Key Points
- The Nigerian Electricity Regulatory Commission (NERC) has released the February 2026 Commercial Performance Factsheet for Distribution Companies (DisCos).
- Billing efficiency for the month reached 87.44%, with the total value of energy billed amounting to ₦242.29bn.
- DisCos recorded a collection efficiency of 81.17%, gathering ₦196.68bn in total revenue for February.
- New ATC&C loss targets for 2026 have been approved at an average of 16.64% to account for infrastructure investments made in 2025.
- The average revenue recovery efficiency across all electricity distribution companies stood at 80.67%.
Main Story
The Nigerian Electricity Regulatory Commission (NERC) has published its February 2026 factsheet, detailing the financial and operational health of the nation’s power distribution sector.
The report indicates a total energy billing of ₦242.29bn, maintaining a billing efficiency of 87.44%. Revenue collection remained a critical focus, with ₦196.68bn recovered from consumers during the month, reflecting a 4.84 percentage point improvement compared to the previous month.
A significant development in the report is the adjustment of Aggregate Technical, Commercial and Collection (ATC&C) loss targets.
The Commission has approved a reduced average target of 16.64% for 2026, a move intended to reflect the increased efficiency expected following various DisCo investments throughout 2025.
Additionally, the average actual collection per kilowatt-hour (kWh) across the network was recorded at ₦100.27, against an allowed average tariff of ₦124.30.
Performance Metrics
- Total Energy Received: ₦277.09bn worth of energy was received by DisCos in February.
- Billing Efficiency: Improved by 7.72 percentage points from the previous month to reach 87.44%.
- Collection Efficiency: Total billings of ₦242.29bn resulted in ₦196.68bn collected, an 81.17% efficiency rate.
- Revenue Recovery: The overall recovery efficiency across the sector was 80.67%, an 11.51 percentage point increase from January 2026.
DisCo Performance Highlights
- Top Billing Efficiency: Kano DisCo led the group with 99.04% billing efficiency, followed by Eko DisCo at 97.20%.
- Highest Collection Efficiency: Eko DisCo recorded the highest collection efficiency at 94.12%.
- Revenue Recovery Leaders: Eko DisCo (100.67%) and Abuja DisCo (95.13%) were the only companies to exceed a 90% recovery rate.
- Struggling Units: Kaduna DisCo recorded the lowest collection efficiency (49.27%) and revenue recovery efficiency (41.20%).
The Issues
- There remains a ₦34.8bn gap between energy received (₦277.09bn) and energy billed (₦242.29bn).
- DisCos failed to collect ₦45.61bn of the total ₦242.29bn billed to customers in February.
- While the allowed average tariff is ₦124.30/kWh, the actual average collection was only ₦100.27/kWh.

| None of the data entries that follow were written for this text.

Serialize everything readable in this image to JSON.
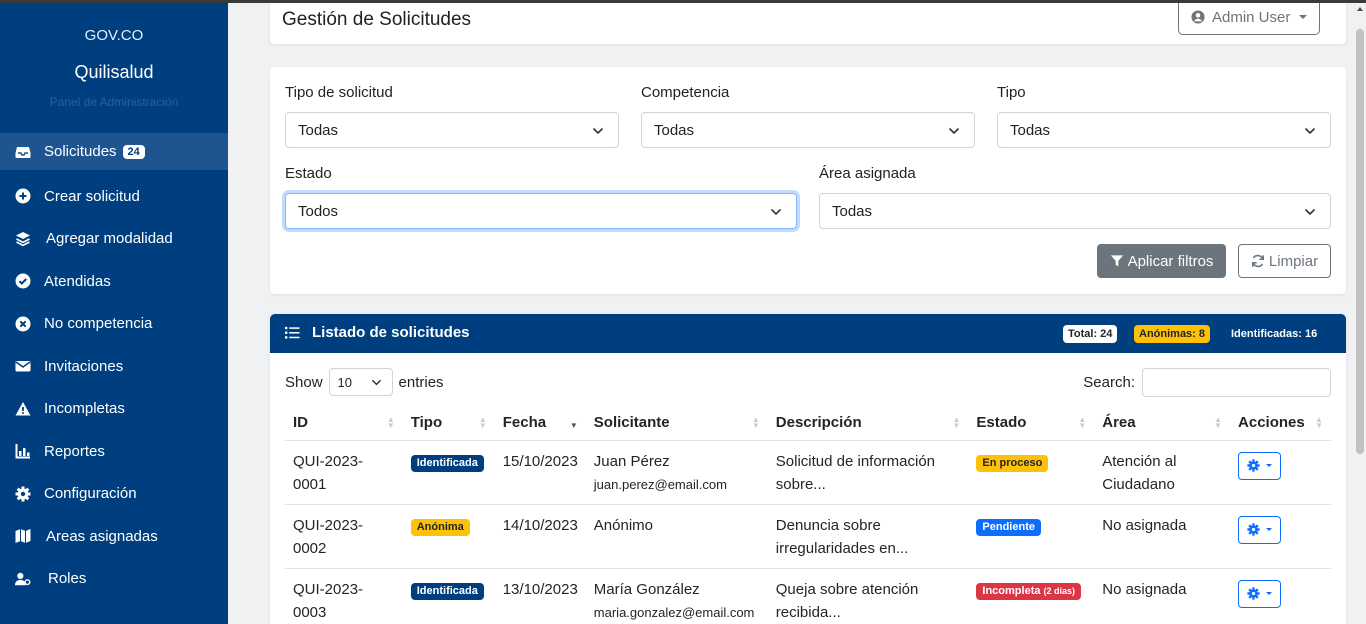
{
  "sidebar": {
    "brand_top": "GOV.CO",
    "brand_name": "Quilisalud",
    "brand_sub": "Panel de Administración",
    "items": [
      {
        "label": "Solicitudes",
        "icon": "inbox-icon",
        "badge": "24",
        "active": true
      },
      {
        "label": "Crear solicitud",
        "icon": "plus-circle-icon"
      },
      {
        "label": "Agregar modalidad",
        "icon": "layers-icon"
      },
      {
        "label": "Atendidas",
        "icon": "check-circle-icon"
      },
      {
        "label": "No competencia",
        "icon": "x-circle-icon"
      },
      {
        "label": "Invitaciones",
        "icon": "envelope-icon"
      },
      {
        "label": "Incompletas",
        "icon": "warning-icon"
      },
      {
        "label": "Reportes",
        "icon": "chart-icon"
      },
      {
        "label": "Configuración",
        "icon": "gear-icon"
      },
      {
        "label": "Areas asignadas",
        "icon": "map-icon"
      },
      {
        "label": "Roles",
        "icon": "user-gear-icon"
      }
    ]
  },
  "header": {
    "title": "Gestión de Solicitudes",
    "user_label": "Admin User",
    "user_icon": "user-circle-icon"
  },
  "filters": {
    "tipo_solicitud": {
      "label": "Tipo de solicitud",
      "value": "Todas"
    },
    "competencia": {
      "label": "Competencia",
      "value": "Todas"
    },
    "tipo": {
      "label": "Tipo",
      "value": "Todas"
    },
    "estado": {
      "label": "Estado",
      "value": "Todos"
    },
    "area": {
      "label": "Área asignada",
      "value": "Todas"
    },
    "apply_label": "Aplicar filtros",
    "clear_label": "Limpiar"
  },
  "list": {
    "title": "Listado de solicitudes",
    "total_badge": "Total: 24",
    "anon_badge": "Anónimas: 8",
    "ident_badge": "Identificadas: 16",
    "show_label": "Show",
    "entries_value": "10",
    "entries_label": "entries",
    "search_label": "Search:",
    "columns": [
      "ID",
      "Tipo",
      "Fecha",
      "Solicitante",
      "Descripción",
      "Estado",
      "Área",
      "Acciones"
    ],
    "rows": [
      {
        "id": "QUI-2023-0001",
        "tipo": "Identificada",
        "fecha": "15/10/2023",
        "solicitante": "Juan Pérez",
        "email": "juan.perez@email.com",
        "desc1": "Solicitud de información",
        "desc2": "sobre...",
        "estado": "En proceso",
        "estado_extra": "",
        "area1": "Atención al",
        "area2": "Ciudadano"
      },
      {
        "id": "QUI-2023-0002",
        "tipo": "Anónima",
        "fecha": "14/10/2023",
        "solicitante": "Anónimo",
        "email": "",
        "desc1": "Denuncia sobre",
        "desc2": "irregularidades en...",
        "estado": "Pendiente",
        "estado_extra": "",
        "area1": "No asignada",
        "area2": ""
      },
      {
        "id": "QUI-2023-0003",
        "tipo": "Identificada",
        "fecha": "13/10/2023",
        "solicitante": "María González",
        "email": "maria.gonzalez@email.com",
        "desc1": "Queja sobre atención",
        "desc2": "recibida...",
        "estado": "Incompleta",
        "estado_extra": "(2 días)",
        "area1": "No asignada",
        "area2": ""
      }
    ]
  },
  "colors": {
    "sidebar_bg": "#003f7f",
    "accent_blue": "#0d6efd",
    "warning": "#ffc107",
    "danger": "#dc3545",
    "secondary": "#6c757d"
  }
}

- Performance varies drastically by region, with some DisCos showing recovery rates below 50% while others exceed 100%.
Bottom Line
Power Performance. NERC’s February 2026 data shows a strengthening in revenue recovery and billing efficiency across the board, though significant losses still exist between energy reception and final payment collection.